After 22 years helming the workhorse of India's nuclear arsenal, recognition comes to Agni's Programme Director R.N. Agarwal even as he prepares to hand over the torch. At first glance Ram Narain Agarwal hardly looks like a rocket scientist. "I could easily pass for a Marwari businessman if it wasn't for the laboratory," he jokes, alluding to his ancestry. Most of his family members are traders in Jaipur. But Agarwal was always fascinated by flying machines and opted for a masters degree in aeronautics engineering from the Indian Institute of Science in Bangalore.
It would give him the foundation to launch a career devoted to building the deadly Agni ballistic missile, the centrepiece of India's nuclear weapon arsenal. Working behind extra thick curtains of secrecy at the Defence Research and Development Organisation's (DRDO) key rocket laboratories in Hyderabad, much of Agarwal's contribution to India's missile development programme had to be kept under wraps. But recognition came recently when he was awarded this year's DRDO's Lifetime Achievement Award "for pioneering the development and establishment of long-range missiles systems".
R. Chidambaram, principal scientific adviser to the Union Government and former Atomic Energy Commission chief who had worked closely with Agarwal, says, "Building missiles is a complex scientific enterprise. Agarwal has pursued it with single-minded devotion and has done a marvellous job of it."

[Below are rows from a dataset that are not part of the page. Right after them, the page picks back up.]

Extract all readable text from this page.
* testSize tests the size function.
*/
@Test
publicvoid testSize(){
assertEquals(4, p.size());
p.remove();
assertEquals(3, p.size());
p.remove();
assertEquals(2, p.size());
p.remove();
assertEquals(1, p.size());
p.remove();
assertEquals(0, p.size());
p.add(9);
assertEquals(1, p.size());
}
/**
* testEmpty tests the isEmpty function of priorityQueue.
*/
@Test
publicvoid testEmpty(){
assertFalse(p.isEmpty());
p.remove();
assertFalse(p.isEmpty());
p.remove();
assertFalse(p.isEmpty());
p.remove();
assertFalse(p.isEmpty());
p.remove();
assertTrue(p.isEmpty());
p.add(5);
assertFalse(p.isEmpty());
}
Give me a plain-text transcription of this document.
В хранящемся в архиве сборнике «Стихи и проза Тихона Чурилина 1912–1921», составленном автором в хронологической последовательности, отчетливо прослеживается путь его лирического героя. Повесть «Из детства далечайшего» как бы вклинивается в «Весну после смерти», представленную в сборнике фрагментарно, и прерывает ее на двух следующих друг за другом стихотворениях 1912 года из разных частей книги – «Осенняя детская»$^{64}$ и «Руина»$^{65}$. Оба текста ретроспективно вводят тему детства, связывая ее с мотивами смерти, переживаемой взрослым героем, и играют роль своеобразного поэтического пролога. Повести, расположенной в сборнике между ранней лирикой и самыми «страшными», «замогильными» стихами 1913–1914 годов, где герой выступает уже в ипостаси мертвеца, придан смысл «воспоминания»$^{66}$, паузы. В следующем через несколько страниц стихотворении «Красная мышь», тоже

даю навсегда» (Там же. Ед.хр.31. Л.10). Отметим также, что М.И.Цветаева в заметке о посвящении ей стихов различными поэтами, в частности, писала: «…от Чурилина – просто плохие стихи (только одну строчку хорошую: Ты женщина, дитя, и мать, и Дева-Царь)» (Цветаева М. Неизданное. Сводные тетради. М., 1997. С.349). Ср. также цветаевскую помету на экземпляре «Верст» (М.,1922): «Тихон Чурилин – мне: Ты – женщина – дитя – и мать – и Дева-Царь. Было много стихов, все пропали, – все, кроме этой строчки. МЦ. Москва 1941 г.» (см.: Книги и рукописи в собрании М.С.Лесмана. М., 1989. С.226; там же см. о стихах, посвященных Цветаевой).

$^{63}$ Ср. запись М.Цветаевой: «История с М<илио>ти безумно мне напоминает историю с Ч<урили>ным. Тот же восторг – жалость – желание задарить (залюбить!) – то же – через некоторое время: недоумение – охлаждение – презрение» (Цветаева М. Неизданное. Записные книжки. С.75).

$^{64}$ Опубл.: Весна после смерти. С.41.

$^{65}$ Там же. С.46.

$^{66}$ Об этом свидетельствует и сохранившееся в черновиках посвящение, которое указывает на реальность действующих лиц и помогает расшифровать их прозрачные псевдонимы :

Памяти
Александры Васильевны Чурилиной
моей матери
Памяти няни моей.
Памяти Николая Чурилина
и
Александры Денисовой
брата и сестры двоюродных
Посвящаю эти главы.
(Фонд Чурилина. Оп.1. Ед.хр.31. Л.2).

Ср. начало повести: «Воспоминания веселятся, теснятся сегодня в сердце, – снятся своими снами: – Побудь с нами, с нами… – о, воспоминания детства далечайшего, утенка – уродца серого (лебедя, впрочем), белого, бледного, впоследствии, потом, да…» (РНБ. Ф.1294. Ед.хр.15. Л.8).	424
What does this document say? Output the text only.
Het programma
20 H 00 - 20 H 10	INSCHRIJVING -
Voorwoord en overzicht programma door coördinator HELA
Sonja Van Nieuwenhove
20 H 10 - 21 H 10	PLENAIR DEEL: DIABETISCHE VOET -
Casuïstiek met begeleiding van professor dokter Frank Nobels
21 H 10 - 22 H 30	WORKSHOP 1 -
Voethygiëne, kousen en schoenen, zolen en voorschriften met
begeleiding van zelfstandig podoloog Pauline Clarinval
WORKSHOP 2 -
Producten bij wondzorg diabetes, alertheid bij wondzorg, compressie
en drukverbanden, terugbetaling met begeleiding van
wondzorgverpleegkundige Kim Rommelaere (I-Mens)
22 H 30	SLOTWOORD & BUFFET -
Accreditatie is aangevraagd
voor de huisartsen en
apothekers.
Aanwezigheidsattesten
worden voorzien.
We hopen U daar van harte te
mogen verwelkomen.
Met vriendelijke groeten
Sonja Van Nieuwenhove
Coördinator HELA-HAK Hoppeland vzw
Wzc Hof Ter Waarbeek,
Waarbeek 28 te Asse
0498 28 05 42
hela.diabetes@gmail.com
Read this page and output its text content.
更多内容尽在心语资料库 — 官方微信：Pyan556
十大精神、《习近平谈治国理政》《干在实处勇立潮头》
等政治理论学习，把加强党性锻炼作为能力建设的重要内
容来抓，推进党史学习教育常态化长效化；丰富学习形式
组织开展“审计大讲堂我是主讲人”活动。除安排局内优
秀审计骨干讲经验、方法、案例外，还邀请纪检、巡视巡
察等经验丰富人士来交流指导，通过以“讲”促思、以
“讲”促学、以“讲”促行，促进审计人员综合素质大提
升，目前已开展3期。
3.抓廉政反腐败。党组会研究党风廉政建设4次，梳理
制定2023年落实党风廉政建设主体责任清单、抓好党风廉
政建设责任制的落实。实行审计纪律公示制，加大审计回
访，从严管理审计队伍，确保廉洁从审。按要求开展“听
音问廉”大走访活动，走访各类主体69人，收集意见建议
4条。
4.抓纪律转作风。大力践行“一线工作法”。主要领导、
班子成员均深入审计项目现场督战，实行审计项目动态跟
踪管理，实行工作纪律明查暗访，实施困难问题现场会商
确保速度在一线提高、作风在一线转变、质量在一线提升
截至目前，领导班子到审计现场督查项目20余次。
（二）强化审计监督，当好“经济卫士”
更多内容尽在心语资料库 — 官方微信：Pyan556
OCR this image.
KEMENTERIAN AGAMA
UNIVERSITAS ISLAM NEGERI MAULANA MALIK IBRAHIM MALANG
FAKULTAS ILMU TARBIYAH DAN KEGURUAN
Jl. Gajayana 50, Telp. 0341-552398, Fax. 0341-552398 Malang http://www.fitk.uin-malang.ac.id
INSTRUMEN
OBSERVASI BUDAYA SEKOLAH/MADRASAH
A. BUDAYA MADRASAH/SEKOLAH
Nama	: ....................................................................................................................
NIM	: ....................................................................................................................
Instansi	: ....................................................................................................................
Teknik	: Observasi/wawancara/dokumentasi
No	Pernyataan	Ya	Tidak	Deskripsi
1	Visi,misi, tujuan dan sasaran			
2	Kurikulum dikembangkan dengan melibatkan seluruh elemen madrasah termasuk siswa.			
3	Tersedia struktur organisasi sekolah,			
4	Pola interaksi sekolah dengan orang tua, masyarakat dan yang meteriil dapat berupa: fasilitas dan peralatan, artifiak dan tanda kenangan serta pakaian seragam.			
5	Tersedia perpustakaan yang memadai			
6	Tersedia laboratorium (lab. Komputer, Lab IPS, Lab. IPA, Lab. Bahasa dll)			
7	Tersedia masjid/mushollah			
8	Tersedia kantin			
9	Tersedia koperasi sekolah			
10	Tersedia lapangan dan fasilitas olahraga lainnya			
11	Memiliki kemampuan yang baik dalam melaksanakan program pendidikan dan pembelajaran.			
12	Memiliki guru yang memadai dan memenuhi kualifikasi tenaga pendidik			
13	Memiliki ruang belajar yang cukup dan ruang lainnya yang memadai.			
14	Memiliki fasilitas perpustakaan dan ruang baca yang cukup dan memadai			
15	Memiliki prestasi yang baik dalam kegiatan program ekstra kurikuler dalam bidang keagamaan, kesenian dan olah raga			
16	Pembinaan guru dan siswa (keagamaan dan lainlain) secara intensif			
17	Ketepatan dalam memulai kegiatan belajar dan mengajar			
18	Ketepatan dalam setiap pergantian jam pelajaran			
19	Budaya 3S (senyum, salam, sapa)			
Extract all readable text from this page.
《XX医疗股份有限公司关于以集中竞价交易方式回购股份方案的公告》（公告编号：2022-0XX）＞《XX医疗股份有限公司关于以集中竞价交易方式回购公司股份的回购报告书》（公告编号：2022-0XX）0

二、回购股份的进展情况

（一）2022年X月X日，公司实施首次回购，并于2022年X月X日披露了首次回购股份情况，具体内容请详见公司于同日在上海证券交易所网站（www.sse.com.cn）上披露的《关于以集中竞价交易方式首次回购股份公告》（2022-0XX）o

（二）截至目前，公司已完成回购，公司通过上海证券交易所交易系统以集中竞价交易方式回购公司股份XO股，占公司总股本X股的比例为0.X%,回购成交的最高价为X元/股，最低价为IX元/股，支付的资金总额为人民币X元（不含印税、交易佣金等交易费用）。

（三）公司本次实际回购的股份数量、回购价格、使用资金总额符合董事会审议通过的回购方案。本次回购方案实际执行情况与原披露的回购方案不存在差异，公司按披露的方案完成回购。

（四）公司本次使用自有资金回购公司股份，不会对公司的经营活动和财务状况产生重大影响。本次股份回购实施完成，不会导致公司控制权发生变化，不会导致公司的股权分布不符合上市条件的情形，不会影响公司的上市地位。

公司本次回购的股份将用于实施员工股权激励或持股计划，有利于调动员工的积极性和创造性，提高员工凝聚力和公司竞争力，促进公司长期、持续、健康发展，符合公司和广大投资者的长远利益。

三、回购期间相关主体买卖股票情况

Since 1983, Agarwal has headed the Agni missile project, seeing it through the toughest period of development where he learnt that "failures are the hidden treasures of success". With no country, including India's then ally the Soviet Union, willing to share expertise or the technology to build ballistic missiles, Indian scientists like Agarwal would face an uphill task in mastering the rocketry involved. When the Agni project was initiated along with four other guided missiles, India had just become a member of the exclusive space club with a pencil thin satellite launcher called SLV-3, developed by the Indian Space Research Organisation (ISRO). Built by a team headed by A.P.J. Abdul Kalam, now President of India, SLV-3 could put a 40 kg satellite into orbit.
Agni's requirement was to carry a nuclear weapon weighing 25 times more than what SLV-3 could cart into space, calling for a massive upscaling of rocket technology. It was to be designed to carry warheads that could cause more damage than the atomic bomb dropped over Hiroshima. More importantly, since Agni was to be an IRBM (intermediate range ballistic missile), the scientists would have to master the complex technology of having the missile re-enter the earth's atmosphere. In doing so it would have to withstand fiery temperatures of over 3,000 degrees centigrade, enough to melt steel. It was done using internal Indian sources and sheer initiative to provide the country with a credible land-based deterrent." At 64, Agarwal has decided to call it quits. After 22 years of being at the helm, he is now handing over directorship of the Agni programme to Chander.
Agarwal says he wants to concentrate on other scientific pursuits. But it is apparent that there is still plenty of fire in his belly and the DRDO is unlikely to allow Agarwal to ride into the distance.